Darüber hinaus haben die Häuser keine Zentralheizungen. In einigen Wohnungen gibt es Gas-Etagenheizungen, in vielen aber auch noch alte Ölöfen. Nicht alle Zimmer können damit geheizt werden. Warmwasser wird mit ineffizienten Boilern bereitet. Bei einer Sanierung müsste daher auch die Heizungsversorgung komplett neu gestaltet werden. Soll es künftig eine heute übliche zentrale Heizung und Warmwasserversorgung geben, müssten in allen Häusern die dafür notwendigen Leitungen zusätzlich verlegt werden.

Veränderungen der Wohnungsgrundrisse sind aus statischen Gründen (alle Wände sind tragend) nicht möglich.

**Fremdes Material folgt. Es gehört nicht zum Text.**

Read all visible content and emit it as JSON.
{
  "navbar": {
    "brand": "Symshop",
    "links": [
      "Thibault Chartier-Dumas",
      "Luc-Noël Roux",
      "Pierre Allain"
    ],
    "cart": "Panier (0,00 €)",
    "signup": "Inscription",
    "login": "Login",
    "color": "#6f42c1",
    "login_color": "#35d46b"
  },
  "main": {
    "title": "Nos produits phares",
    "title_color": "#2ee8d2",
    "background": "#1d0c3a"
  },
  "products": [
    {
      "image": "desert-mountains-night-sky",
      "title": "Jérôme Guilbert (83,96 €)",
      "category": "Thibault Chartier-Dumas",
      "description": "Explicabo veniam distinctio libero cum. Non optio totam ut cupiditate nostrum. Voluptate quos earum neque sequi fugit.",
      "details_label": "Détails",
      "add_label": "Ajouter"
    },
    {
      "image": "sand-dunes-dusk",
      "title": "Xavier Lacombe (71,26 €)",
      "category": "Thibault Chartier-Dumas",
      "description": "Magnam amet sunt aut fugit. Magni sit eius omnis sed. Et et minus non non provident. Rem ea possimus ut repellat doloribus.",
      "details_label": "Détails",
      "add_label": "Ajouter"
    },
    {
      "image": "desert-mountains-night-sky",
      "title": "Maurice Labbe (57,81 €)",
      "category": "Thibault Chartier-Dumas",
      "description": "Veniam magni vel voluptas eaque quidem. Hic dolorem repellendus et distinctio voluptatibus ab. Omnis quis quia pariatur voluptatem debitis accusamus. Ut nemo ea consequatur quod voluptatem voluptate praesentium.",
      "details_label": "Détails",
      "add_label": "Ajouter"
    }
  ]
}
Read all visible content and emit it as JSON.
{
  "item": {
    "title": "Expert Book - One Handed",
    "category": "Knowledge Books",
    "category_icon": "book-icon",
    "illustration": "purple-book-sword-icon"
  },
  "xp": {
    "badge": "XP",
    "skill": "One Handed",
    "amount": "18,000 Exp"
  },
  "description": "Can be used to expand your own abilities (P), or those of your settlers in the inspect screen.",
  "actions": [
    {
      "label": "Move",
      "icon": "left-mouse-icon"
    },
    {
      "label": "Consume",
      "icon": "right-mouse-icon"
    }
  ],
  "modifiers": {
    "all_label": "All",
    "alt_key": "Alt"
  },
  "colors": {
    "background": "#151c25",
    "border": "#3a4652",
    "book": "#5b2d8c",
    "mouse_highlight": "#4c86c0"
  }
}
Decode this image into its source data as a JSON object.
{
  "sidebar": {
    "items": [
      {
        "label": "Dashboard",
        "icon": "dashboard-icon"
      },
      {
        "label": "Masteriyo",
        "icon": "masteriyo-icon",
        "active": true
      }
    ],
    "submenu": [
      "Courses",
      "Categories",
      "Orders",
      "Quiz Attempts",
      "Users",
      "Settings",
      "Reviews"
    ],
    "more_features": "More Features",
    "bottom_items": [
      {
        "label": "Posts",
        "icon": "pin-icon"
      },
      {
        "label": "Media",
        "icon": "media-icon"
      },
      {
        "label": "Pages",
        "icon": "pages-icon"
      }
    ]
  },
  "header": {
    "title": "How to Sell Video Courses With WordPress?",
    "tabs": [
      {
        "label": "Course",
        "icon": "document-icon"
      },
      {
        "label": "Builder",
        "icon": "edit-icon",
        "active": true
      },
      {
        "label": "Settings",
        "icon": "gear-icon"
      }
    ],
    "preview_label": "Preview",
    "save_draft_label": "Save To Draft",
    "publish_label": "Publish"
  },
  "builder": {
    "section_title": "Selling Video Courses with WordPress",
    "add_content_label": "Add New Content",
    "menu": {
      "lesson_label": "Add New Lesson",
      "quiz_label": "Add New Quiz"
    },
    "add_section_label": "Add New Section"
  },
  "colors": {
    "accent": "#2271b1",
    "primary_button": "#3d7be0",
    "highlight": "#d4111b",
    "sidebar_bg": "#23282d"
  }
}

Viele der Zimmer sind aber sehr klein und sie entsprechen nicht heutigen Erwartungen. Eine statische Ertüchtigung wäre zudem extrem aufwändig und teuer. Die Statik verhindert auch einen Ausbau der Dachgeschosse oder eine Aufstockung, wie es die Bürgerinitiative gegen den Abriss vorschlägt.

Auch Barrierefreiheit kann nur eingeschränkt und zu hohen Kosten geschaffen werden: Aufzüge müssten außen angebaut werden, weil in den engen Treppenhäusern dafür kein Platz ist. Weil es sich um Hochpaterre-Wohnungen handelt, müsste dann aber auch das komplette Treppenhaus vorgesetzt werden, damit man vom Aufzug ebenerdig in die Wohnungen kommt. In den genannten 14 Euro Quadratmetermiete sind diese Kosten noch nicht enthalten, sie kämen hinzu, wenn man barrierefreie Wohnungen will.